Un bénéfice collatéral pour les vendeurs de disques. Selon certaines théories sur le comportement des consommateurs, la diffusion, dans un établissement de vente de produits de détail, d’une musique “neutre”, ou au contraire ciblée (celle-ci devant plaire, dans les établissement généralistes, au plus grand nombre possible d’acheteurs potentiels, ou celle-ci devant plaire, dans des établissements spécialisés, à un public-cible bien déterminé), augmenterait nettement le chiffre d’affaires de l’établissement en question. La diffusion de musique, étant entendu qu’elle procure un certain plaisir, ainsi, inciterait les consommateurs à acheter, ou à acheter plus. Cela est certainement valable, mais nous pourrions considérer les choses en un sens contraire. Pour une certaine catégorie de consommateurs, en effet, c’est la fréquentation même d’un établissement de vente, et non le fait que l’on y diffuse de la musique, qui constitue une source de plaisir. Il peut donc s’y produire un phénomène inverse, à savoir que c’est le plaisir lié à fréquenter l’établissement qui pourra donner envie de se procurer la musique qui y est diffusée, et non le plaisir d’entendre de la musique qui incitera à acheter des produits de l’établissement en question. Ce phénomène explique entre autres la déception qui peut se produire suite à l’acquisition d’un nouveau disque (et pas seulement lorsque cet achat suit l’écoute d’un disque diffusé spécifiquement dans un magasin de musique).

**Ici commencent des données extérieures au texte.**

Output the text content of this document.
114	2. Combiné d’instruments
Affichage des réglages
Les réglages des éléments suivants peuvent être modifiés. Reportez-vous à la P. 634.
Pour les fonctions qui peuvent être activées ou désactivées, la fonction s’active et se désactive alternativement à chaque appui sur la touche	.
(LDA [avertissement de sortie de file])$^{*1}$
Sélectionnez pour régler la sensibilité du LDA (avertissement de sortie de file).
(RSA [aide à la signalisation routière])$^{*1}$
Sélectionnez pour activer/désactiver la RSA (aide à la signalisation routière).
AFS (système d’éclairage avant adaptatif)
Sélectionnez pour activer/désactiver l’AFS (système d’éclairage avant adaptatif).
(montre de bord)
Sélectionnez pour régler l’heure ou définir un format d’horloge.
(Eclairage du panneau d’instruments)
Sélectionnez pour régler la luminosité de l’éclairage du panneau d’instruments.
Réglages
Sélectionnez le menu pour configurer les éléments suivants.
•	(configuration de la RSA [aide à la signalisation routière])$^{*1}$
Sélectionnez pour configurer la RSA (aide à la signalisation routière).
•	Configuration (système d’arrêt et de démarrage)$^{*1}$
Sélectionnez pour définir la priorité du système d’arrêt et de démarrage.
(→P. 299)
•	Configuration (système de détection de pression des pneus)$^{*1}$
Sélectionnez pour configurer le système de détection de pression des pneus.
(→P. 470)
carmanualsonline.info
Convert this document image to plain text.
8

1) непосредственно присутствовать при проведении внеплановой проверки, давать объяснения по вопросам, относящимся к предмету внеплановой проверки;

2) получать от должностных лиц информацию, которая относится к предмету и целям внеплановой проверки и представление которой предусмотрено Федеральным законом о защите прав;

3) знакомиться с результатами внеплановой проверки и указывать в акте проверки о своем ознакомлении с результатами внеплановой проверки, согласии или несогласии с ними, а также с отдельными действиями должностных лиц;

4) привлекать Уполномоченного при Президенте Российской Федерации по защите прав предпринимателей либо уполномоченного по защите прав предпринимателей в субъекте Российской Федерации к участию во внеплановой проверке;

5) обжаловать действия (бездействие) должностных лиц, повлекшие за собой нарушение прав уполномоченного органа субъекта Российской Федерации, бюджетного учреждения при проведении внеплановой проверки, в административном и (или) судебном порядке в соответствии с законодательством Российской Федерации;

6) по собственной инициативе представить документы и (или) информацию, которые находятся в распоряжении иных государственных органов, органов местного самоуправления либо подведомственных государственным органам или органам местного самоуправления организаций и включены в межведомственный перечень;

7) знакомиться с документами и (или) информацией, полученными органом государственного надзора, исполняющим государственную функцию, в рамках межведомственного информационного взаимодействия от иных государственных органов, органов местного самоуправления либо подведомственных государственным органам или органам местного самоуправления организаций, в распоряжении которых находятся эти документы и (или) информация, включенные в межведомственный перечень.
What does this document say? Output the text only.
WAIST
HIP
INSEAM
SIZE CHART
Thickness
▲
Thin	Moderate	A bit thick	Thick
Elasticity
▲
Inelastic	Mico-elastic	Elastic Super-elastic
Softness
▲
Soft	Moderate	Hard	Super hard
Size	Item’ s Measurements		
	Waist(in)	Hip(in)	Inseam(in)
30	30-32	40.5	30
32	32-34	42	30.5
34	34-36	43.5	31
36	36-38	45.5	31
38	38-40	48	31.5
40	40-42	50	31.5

Il peut arriver, en effet, une fois le disque acheté, et écouté chez soi, qu’il ne produise plus le même effet qu’il produisait dans l’établissement qui le diffusait.  C’est que le contexte a changé: les plaisirs liés à la fréquentation de l’établissement se sont comme évanouis (le grand nombre de produits disponibles, étalés et mis en valeur; la proximité de quantité d’objets pouvant potentiellement nous procurer toute une gamme de plaisirs, ainsi que la fièvre de pouvoir les acheter, etc.).  Et, déçus, nous pouvons alors nous demander: “cette musique m’a-t-elle plus en elle-même, ou est-ce ce contexte excitant qui, en quelque sorte, a déteint sur mon appréciation de la chanson?”. Et, s’il est vrai que ce phénomène se produit dans des établissements qui ne vendent pas de la musique, il est évident qu’il trouvera toute son amplitude dans ceux qui en vendent spécifiquement.